Con lo sviluppo della psicologia positiva, la gratitudine ha attirato una significativa attenzione in quanto è un’emozione positiva indotta da esperienze positive (Froh et al., 2011). Gli effetti positivi della gratitudine sono numerosi, tra cui quello di promuovere la felicità e migliorare la salute fisica e mentale (Zhang & Hou, 2010). Inoltre sembra che le persone che sperimentano maggiore gratitudine abbiano la possibilità di concentrarsi su quanto di bello accade nella loro quotidianità e abbiano, di conseguenza, una visione più positiva della vita. Alla luce di ciò, è possibile affermare che una delle principali funzioni della gratitudine è quella di inibire le emozioni negative (Wood et al., 2008).
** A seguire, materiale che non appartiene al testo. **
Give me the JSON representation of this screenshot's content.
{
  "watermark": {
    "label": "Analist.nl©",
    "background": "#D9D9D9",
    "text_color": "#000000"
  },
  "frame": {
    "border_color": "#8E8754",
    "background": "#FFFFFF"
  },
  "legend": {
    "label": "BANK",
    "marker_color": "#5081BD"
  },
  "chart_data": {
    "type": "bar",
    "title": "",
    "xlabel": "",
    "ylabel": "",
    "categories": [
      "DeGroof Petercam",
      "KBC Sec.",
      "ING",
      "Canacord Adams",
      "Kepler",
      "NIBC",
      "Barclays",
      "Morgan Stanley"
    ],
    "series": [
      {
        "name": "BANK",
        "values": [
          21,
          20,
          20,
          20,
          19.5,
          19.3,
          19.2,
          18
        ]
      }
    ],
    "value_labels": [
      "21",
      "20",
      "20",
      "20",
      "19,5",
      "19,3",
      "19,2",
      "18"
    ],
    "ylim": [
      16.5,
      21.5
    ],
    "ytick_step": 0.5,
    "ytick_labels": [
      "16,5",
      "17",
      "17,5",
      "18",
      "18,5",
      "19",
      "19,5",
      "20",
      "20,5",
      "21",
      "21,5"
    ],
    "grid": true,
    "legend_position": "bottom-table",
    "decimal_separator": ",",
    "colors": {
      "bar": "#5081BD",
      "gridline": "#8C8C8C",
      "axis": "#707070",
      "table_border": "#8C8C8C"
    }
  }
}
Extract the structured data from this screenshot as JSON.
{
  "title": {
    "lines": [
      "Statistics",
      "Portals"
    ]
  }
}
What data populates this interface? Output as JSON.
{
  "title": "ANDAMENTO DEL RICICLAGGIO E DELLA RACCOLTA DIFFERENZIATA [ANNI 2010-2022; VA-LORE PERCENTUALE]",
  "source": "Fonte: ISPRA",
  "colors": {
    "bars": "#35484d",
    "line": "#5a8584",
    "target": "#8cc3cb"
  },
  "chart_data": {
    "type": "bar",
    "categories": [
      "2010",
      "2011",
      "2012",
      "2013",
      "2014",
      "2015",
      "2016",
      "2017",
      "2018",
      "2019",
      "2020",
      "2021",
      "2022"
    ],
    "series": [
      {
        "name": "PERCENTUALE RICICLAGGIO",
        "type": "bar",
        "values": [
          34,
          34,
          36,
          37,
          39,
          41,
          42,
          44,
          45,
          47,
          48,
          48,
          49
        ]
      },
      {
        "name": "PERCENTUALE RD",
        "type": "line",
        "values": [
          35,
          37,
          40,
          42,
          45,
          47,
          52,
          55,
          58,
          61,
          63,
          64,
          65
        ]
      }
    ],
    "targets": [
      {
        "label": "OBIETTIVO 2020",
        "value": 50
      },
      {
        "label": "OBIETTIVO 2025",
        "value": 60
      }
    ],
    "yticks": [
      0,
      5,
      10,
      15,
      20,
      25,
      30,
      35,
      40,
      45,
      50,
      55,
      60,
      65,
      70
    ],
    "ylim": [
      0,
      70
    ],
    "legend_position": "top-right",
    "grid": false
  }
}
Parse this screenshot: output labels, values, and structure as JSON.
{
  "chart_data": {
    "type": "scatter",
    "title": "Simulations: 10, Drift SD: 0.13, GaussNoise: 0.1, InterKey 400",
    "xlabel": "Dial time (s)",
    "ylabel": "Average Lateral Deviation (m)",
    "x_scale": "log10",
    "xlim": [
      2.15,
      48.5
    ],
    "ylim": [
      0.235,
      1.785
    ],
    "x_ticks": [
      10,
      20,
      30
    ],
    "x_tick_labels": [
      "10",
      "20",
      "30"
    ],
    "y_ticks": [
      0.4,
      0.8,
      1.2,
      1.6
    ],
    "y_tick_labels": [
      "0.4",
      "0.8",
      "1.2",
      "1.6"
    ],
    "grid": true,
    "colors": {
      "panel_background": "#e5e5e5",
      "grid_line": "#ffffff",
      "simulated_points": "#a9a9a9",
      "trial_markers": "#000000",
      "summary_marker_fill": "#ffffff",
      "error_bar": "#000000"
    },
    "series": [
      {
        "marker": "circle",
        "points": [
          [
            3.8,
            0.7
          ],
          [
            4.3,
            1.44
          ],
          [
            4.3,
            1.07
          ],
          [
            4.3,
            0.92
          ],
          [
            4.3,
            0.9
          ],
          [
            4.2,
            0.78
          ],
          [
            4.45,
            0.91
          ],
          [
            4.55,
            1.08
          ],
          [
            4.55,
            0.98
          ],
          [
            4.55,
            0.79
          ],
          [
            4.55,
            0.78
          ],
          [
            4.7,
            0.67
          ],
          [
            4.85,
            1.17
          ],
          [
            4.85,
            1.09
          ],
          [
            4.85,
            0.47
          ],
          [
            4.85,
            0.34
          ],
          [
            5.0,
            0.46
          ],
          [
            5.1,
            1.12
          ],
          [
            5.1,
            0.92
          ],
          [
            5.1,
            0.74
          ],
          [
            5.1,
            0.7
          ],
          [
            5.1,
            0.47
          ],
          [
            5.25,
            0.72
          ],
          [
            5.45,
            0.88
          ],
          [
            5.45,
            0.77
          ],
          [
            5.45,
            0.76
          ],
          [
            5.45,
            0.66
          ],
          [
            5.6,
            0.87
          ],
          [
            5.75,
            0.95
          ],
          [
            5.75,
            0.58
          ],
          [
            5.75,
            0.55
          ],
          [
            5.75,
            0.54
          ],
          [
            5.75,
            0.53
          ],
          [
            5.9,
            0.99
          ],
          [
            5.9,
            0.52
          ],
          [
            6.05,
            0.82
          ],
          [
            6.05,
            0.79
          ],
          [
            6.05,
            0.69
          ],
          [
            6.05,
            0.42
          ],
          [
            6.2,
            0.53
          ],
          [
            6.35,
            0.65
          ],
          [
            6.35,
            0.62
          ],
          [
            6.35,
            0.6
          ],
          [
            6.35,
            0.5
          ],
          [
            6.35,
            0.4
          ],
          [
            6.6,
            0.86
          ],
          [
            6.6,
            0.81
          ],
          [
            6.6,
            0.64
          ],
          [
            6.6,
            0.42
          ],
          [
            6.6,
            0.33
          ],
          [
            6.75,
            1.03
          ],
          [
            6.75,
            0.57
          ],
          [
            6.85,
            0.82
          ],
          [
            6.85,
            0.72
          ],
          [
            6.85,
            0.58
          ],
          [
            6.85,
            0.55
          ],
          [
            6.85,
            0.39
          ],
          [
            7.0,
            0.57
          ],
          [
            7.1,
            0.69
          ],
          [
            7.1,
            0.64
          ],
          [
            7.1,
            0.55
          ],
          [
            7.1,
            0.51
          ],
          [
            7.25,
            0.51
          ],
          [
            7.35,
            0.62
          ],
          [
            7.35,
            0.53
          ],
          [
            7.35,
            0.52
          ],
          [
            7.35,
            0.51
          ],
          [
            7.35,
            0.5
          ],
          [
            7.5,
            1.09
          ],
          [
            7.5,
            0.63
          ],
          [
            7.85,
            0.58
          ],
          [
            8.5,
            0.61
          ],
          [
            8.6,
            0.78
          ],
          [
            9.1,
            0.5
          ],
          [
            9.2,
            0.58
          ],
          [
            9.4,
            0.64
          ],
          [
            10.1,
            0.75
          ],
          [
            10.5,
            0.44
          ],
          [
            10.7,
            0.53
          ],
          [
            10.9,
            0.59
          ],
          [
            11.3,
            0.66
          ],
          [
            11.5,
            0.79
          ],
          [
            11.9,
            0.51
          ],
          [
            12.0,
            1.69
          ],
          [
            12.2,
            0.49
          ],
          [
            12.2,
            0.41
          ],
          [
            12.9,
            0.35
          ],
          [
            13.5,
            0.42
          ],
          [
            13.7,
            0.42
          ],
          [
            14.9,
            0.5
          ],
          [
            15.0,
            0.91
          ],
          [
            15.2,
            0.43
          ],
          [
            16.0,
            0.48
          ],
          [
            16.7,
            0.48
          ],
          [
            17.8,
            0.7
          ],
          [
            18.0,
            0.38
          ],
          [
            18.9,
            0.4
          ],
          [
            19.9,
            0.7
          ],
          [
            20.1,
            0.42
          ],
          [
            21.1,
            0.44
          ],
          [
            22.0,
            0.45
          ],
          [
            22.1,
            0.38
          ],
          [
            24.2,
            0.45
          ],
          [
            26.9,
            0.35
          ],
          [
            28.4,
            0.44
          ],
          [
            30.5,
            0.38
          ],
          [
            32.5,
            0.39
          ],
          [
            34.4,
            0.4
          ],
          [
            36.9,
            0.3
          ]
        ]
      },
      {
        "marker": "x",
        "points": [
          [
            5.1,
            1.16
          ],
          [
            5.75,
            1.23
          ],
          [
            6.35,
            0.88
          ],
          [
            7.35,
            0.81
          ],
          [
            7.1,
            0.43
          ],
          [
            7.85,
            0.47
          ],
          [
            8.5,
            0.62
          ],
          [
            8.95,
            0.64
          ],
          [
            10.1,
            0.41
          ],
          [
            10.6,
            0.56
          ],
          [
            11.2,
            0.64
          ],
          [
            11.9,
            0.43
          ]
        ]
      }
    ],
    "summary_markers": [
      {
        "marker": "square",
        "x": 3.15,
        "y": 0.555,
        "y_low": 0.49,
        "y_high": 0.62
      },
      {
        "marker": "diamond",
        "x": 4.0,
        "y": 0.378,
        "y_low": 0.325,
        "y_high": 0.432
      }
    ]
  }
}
L’invidia, al contrario, è un’emozione negativa spesso causata da un confronto sociale che provoca comportamenti immorali e si manifesta con senso di inferiorità, ostilità e risentimento (Takahashi et al., 2009). Diversi risultati della letteratura hanno trovato una correlazione positiva tra invidia e sintomi che indicano una compromissione della salute mentale (Xiang et al., 2019), con problematiche a livello personale e sociale. Alcuni studi hanno dimostrato che la gratitudine può influenzare l’invidia, in quanto le persone con alti livelli di gratitudine sono più propense a concentrarsi su ciò che hanno e sperimentano livelli inferiori di invidia; coloro che provano invidia sono invece concentrati nel notare quando gli altri hanno qualcosa che a loro manca. Wood, Joseph e Linley, in uno studio del 2007, hanno esplorato il ruolo della gratitudine di stato, un sentimento emotivo immediato e duraturo prodotto quando le persone ricevono favori. I risultati dello studio mostrano che in situazioni di stress elevato le persone con alti livelli di gratitudine di stato, esprimendo emozioni più positive, sono propense ad utilizzare strategie di coping più funzionali e positive.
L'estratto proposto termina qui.